WE should be thankful that our UK climate is so moderate, often damp and very rarely too hot or too cold. It means we avoid a deadly danger that has increased in severity and size over the last thirty years elsewhere in the world. We rarely burn.

Our so called ‘wildfires’ are the occasional man made heather burning getting out of hand, and a few acres of woodland destroyed in a hot spell, but they are insignificant compared to elsewhere where the wildfires are just that – out of control threats to very large areas of land, property, and often to life itself.
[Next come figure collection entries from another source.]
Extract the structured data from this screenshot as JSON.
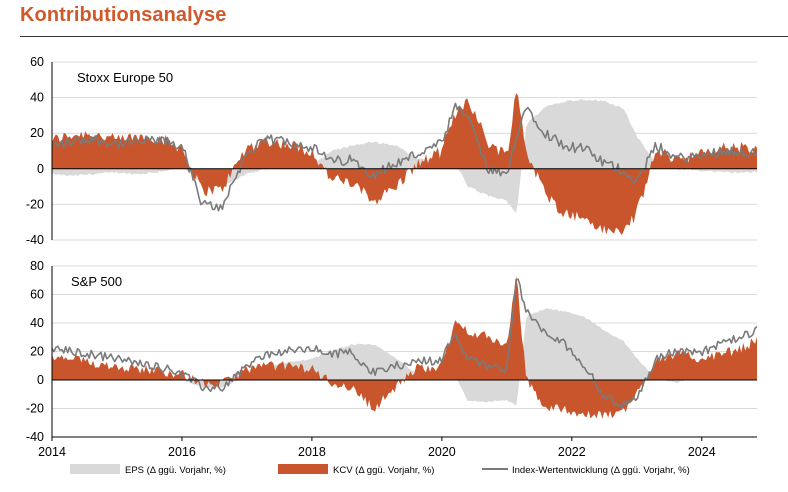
{
  "header": {
    "title": "Kontributionsanalyse"
  },
  "colors": {
    "eps": "#d9d9d9",
    "kcv": "#c8552b",
    "index": "#7a7a7a",
    "title": "#d0582a",
    "grid": "#d9d9d9"
  },
  "chart_data": {
    "type": "area",
    "x_years": [
      "2014",
      "2016",
      "2018",
      "2020",
      "2022",
      "2024"
    ],
    "x_range": [
      2014.0,
      2024.85
    ],
    "legend": {
      "eps": "EPS (Δ ggü. Vorjahr, %)",
      "kcv": "KCV (Δ ggü. Vorjahr, %)",
      "index": "Index-Wertentwicklung (Δ ggü. Vorjahr, %)"
    },
    "panels": [
      {
        "name": "Stoxx Europe 50",
        "ylim": [
          -40,
          60
        ],
        "yticks": [
          -40,
          -20,
          0,
          20,
          40,
          60
        ],
        "x": [
          2014.0,
          2014.3,
          2014.6,
          2015.0,
          2015.3,
          2015.6,
          2016.0,
          2016.3,
          2016.6,
          2017.0,
          2017.3,
          2017.6,
          2018.0,
          2018.3,
          2018.6,
          2018.95,
          2019.3,
          2019.6,
          2020.0,
          2020.2,
          2020.4,
          2020.7,
          2021.0,
          2021.15,
          2021.3,
          2021.6,
          2021.9,
          2022.2,
          2022.5,
          2022.8,
          2023.0,
          2023.3,
          2023.6,
          2024.0,
          2024.3,
          2024.6,
          2024.85
        ],
        "eps": [
          -3,
          -4,
          -3,
          -2,
          -3,
          -2,
          1,
          -8,
          -10,
          -3,
          0,
          2,
          2,
          10,
          13,
          15,
          13,
          6,
          4,
          4,
          -10,
          -15,
          -18,
          -25,
          25,
          35,
          38,
          39,
          38,
          34,
          18,
          3,
          0,
          -1,
          -2,
          -2,
          -2
        ],
        "kcv": [
          16,
          19,
          20,
          16,
          18,
          18,
          12,
          -12,
          -12,
          12,
          16,
          14,
          10,
          -6,
          -8,
          -18,
          -10,
          2,
          10,
          30,
          40,
          15,
          8,
          45,
          10,
          -15,
          -25,
          -28,
          -35,
          -35,
          -25,
          10,
          6,
          8,
          12,
          12,
          10
        ],
        "index": [
          13,
          15,
          17,
          14,
          15,
          16,
          13,
          -20,
          -22,
          9,
          16,
          16,
          12,
          4,
          5,
          -3,
          3,
          8,
          14,
          34,
          30,
          0,
          -5,
          20,
          35,
          20,
          13,
          11,
          3,
          -1,
          -7,
          13,
          6,
          7,
          10,
          10,
          8
        ]
      },
      {
        "name": "S&P 500",
        "ylim": [
          -40,
          80
        ],
        "yticks": [
          -40,
          -20,
          0,
          20,
          40,
          60,
          80
        ],
        "x": [
          2014.0,
          2014.3,
          2014.6,
          2015.0,
          2015.3,
          2015.6,
          2016.0,
          2016.3,
          2016.6,
          2017.0,
          2017.3,
          2017.6,
          2018.0,
          2018.3,
          2018.6,
          2018.95,
          2019.3,
          2019.6,
          2020.0,
          2020.2,
          2020.4,
          2020.7,
          2021.0,
          2021.15,
          2021.3,
          2021.6,
          2021.9,
          2022.2,
          2022.5,
          2022.8,
          2023.0,
          2023.3,
          2023.6,
          2024.0,
          2024.3,
          2024.6,
          2024.85
        ],
        "eps": [
          8,
          6,
          6,
          5,
          4,
          2,
          0,
          -5,
          -5,
          2,
          10,
          12,
          15,
          20,
          25,
          25,
          15,
          5,
          3,
          3,
          -15,
          -15,
          -14,
          -18,
          45,
          50,
          48,
          44,
          35,
          27,
          15,
          1,
          -2,
          4,
          6,
          8,
          10
        ],
        "kcv": [
          15,
          15,
          12,
          10,
          8,
          7,
          4,
          -2,
          -3,
          8,
          10,
          10,
          8,
          -2,
          -5,
          -20,
          -5,
          8,
          10,
          40,
          35,
          30,
          25,
          72,
          0,
          -20,
          -20,
          -25,
          -25,
          -22,
          -10,
          15,
          18,
          15,
          18,
          22,
          28
        ],
        "index": [
          22,
          20,
          18,
          15,
          12,
          10,
          5,
          -5,
          -6,
          10,
          18,
          20,
          22,
          18,
          20,
          5,
          10,
          13,
          14,
          34,
          15,
          10,
          8,
          73,
          48,
          32,
          25,
          10,
          -12,
          -18,
          -12,
          15,
          20,
          20,
          25,
          30,
          35
        ]
      }
    ]
  }
}
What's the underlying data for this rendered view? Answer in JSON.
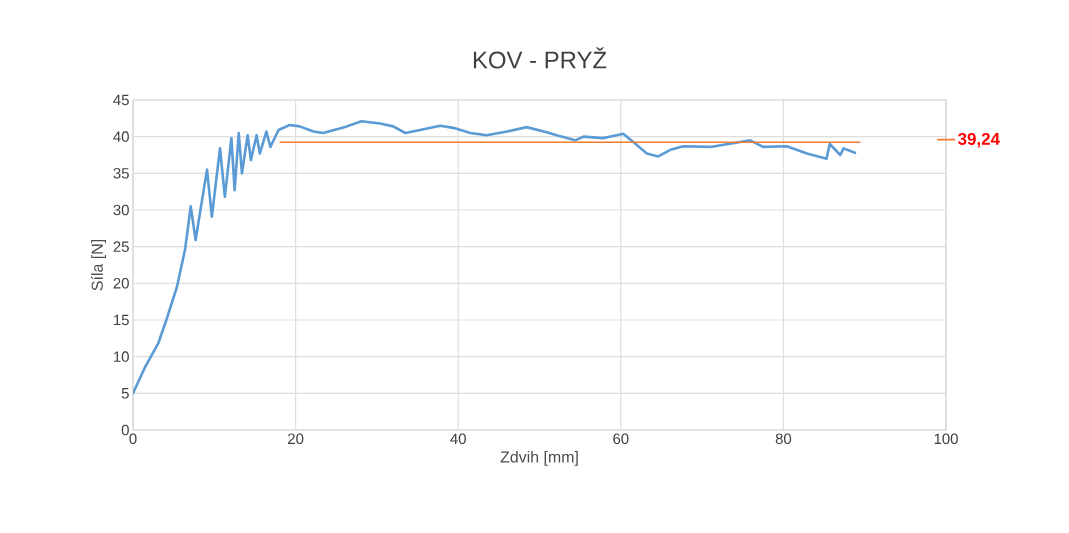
{
  "chart_data": {
    "type": "line",
    "title": "KOV - PRYŽ",
    "xlabel": "Zdvih [mm]",
    "ylabel": "Síla [N]",
    "xlim": [
      0,
      100
    ],
    "xticks": [
      0,
      20,
      40,
      60,
      80,
      100
    ],
    "ylim": [
      0,
      45
    ],
    "yticks": [
      0,
      5,
      10,
      15,
      20,
      25,
      30,
      35,
      40,
      45
    ],
    "grid": true,
    "legend": "right",
    "line_style": "solid",
    "marker": "none",
    "series": [
      {
        "color": "#5b9bd5",
        "x": [
          0,
          1.5,
          3.1,
          4.1,
          5.4,
          6.4,
          7.1,
          7.7,
          9.1,
          9.7,
          10.7,
          11.3,
          12.1,
          12.5,
          13.0,
          13.4,
          14.1,
          14.5,
          15.2,
          15.6,
          16.4,
          16.9,
          17.9,
          19.3,
          20.5,
          22.2,
          23.4,
          26.3,
          28.1,
          30.4,
          32.0,
          33.5,
          35.3,
          37.8,
          39.4,
          41.5,
          43.5,
          46.0,
          48.4,
          50.9,
          52.1,
          54.4,
          55.4,
          57.8,
          59.5,
          60.3,
          61.5,
          63.2,
          64.6,
          66.1,
          67.7,
          71.0,
          73.8,
          75.9,
          77.5,
          80.4,
          82.9,
          85.3,
          85.7,
          87.0,
          87.4,
          88.8
        ],
        "values": [
          5.0,
          8.6,
          11.8,
          15,
          19.5,
          24.6,
          30.5,
          25.9,
          35.5,
          29.1,
          38.4,
          31.8,
          39.8,
          32.7,
          40.5,
          35.0,
          40.2,
          36.8,
          40.2,
          37.7,
          40.7,
          38.6,
          40.9,
          41.6,
          41.4,
          40.7,
          40.5,
          41.4,
          42.1,
          41.8,
          41.4,
          40.5,
          40.9,
          41.5,
          41.2,
          40.5,
          40.2,
          40.7,
          41.3,
          40.6,
          40.2,
          39.5,
          40.0,
          39.8,
          40.2,
          40.4,
          39.3,
          37.7,
          37.3,
          38.2,
          38.7,
          38.6,
          39.1,
          39.5,
          38.6,
          38.7,
          37.7,
          37.0,
          39.0,
          37.5,
          38.4,
          37.8
        ]
      },
      {
        "name": "39,24",
        "color": "#ed7d31",
        "x": [
          18.1,
          89.4
        ],
        "values": [
          39.24,
          39.24
        ]
      }
    ]
  }
}
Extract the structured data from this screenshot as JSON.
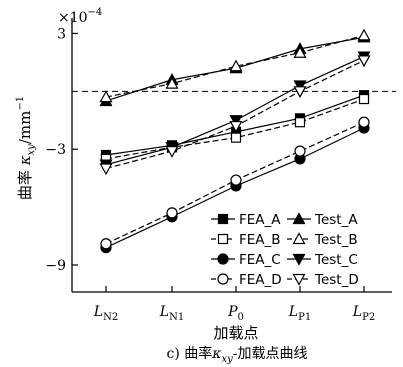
{
  "chart_data": {
    "type": "line",
    "scale_label": "×10",
    "scale_exponent": "−4",
    "categories": [
      {
        "main": "L",
        "sub": "N2"
      },
      {
        "main": "L",
        "sub": "N1"
      },
      {
        "main": "P",
        "sub": "0"
      },
      {
        "main": "L",
        "sub": "P1"
      },
      {
        "main": "L",
        "sub": "P2"
      }
    ],
    "y_ticks": [
      "3",
      "−3",
      "−9"
    ],
    "y_tick_values": [
      3,
      -3,
      -9
    ],
    "ylim": [
      -10.4,
      3.8
    ],
    "reference_line_y": 0,
    "xlabel": "加载点",
    "ylabel": {
      "prefix": "曲率",
      "symbol": "κ",
      "sub": "xy",
      "unit": "/mm",
      "unit_exp": "−1"
    },
    "caption": {
      "num": "c)",
      "prefix": "曲率",
      "symbol": "κ",
      "sub": "xy",
      "suffix": "-加载点曲线"
    },
    "series": [
      {
        "name": "FEA_A",
        "marker": "square-filled",
        "dash": "solid",
        "values": [
          -3.3,
          -2.8,
          -2.1,
          -1.4,
          -0.2
        ]
      },
      {
        "name": "FEA_B",
        "marker": "square-open",
        "dash": "dashed",
        "values": [
          -3.5,
          -2.9,
          -2.4,
          -1.6,
          -0.4
        ]
      },
      {
        "name": "FEA_C",
        "marker": "circle-filled",
        "dash": "solid",
        "values": [
          -8.1,
          -6.5,
          -4.9,
          -3.5,
          -1.9
        ]
      },
      {
        "name": "FEA_D",
        "marker": "circle-open",
        "dash": "dashed",
        "values": [
          -7.9,
          -6.3,
          -4.6,
          -3.1,
          -1.6
        ]
      },
      {
        "name": "Test_A",
        "marker": "triangle-filled",
        "dash": "solid",
        "values": [
          -0.5,
          0.6,
          1.2,
          2.2,
          2.8
        ]
      },
      {
        "name": "Test_B",
        "marker": "triangle-open",
        "dash": "dashed",
        "values": [
          -0.3,
          0.4,
          1.3,
          2.0,
          2.9
        ]
      },
      {
        "name": "Test_C",
        "marker": "tri-down-filled",
        "dash": "solid",
        "values": [
          -3.8,
          -2.9,
          -1.5,
          0.3,
          1.8
        ]
      },
      {
        "name": "Test_D",
        "marker": "tri-down-open",
        "dash": "dashed",
        "values": [
          -4.0,
          -3.1,
          -1.8,
          0.0,
          1.6
        ]
      }
    ],
    "legend_placement": "bottom-right",
    "grid": false
  }
}
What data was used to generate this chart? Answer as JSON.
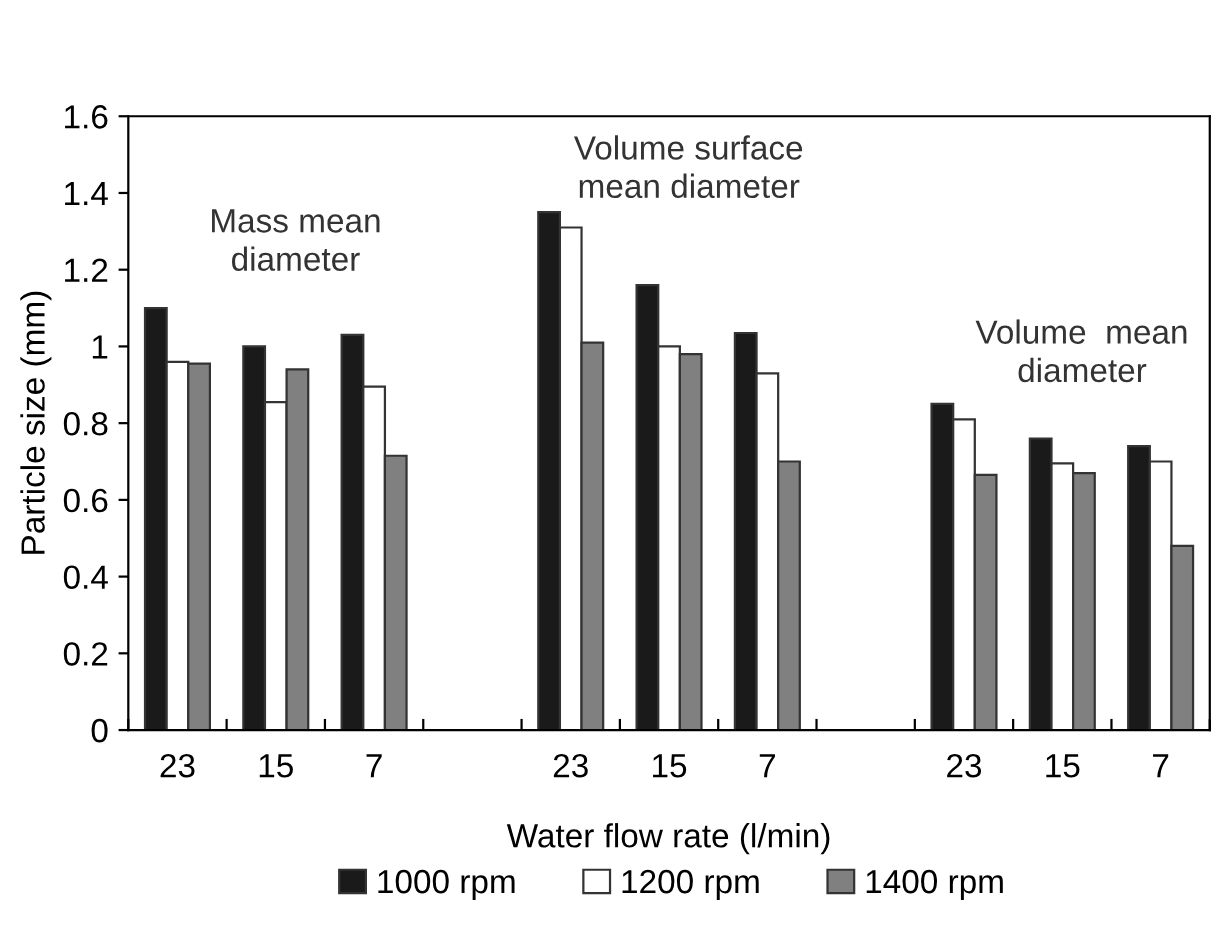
{
  "chart_data": {
    "type": "bar",
    "xlabel": "Water flow rate (l/min)",
    "ylabel": "Particle size (mm)",
    "categories": [
      "23",
      "15",
      "7",
      null,
      "23",
      "15",
      "7",
      null,
      "23",
      "15",
      "7"
    ],
    "series": [
      {
        "name": "1000 rpm",
        "color": "#1a1a1a",
        "values": [
          1.1,
          1.0,
          1.03,
          null,
          1.35,
          1.16,
          1.035,
          null,
          0.85,
          0.76,
          0.74
        ]
      },
      {
        "name": "1200 rpm",
        "color": "#ffffff",
        "values": [
          0.96,
          0.855,
          0.895,
          null,
          1.31,
          1.0,
          0.93,
          null,
          0.81,
          0.695,
          0.7
        ]
      },
      {
        "name": "1400 rpm",
        "color": "#808080",
        "values": [
          0.955,
          0.94,
          0.715,
          null,
          1.01,
          0.98,
          0.7,
          null,
          0.665,
          0.67,
          0.48
        ]
      }
    ],
    "ylim": [
      0,
      1.6
    ],
    "yticks": [
      0,
      0.2,
      0.4,
      0.6,
      0.8,
      1,
      1.2,
      1.4,
      1.6
    ],
    "annotations": [
      "Mass mean\ndiameter",
      "Volume surface\nmean diameter",
      "Volume  mean\ndiameter"
    ],
    "grid": false,
    "legend": "bottom"
  }
}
The increasing list is quite remarkable, and reflects the warmer temperatures over the last thirty years, and a three month longer burning season with less snow, earlier melting, and drier conditions.

Since 2015 fires destroyed 20,000 sq km of woodland in Alaska, another 2,000 in California and a whole town of 80,000 people had to be moved in Alberta. In Australia the number of bush fires is up by 40 per cent in the last ten years, and recently Tasmania had over 1,000 sq km destroyed.

Last year India had 21,000 wildfires in the Himalayas, southern Africa didn’t escape and just a year ago forest fires in parts of southern France, Spain and Portugal ruined many holidays.

Not only does the burning vegetation and soil release its CO2 into the atmosphere, but the attempts to control the destruction, with all the fire fighting vehicles, pumping equipment, helicopters and water dropping planes add to the carbon emissions and help make matters worse for the future, and raise the cost of fire fighting to billions.

It’s not just the vegetation and animals that are destroyed as human deaths are increasing and in Victoria, in 2009, around two hundred Australians were killed by rampant bush fires.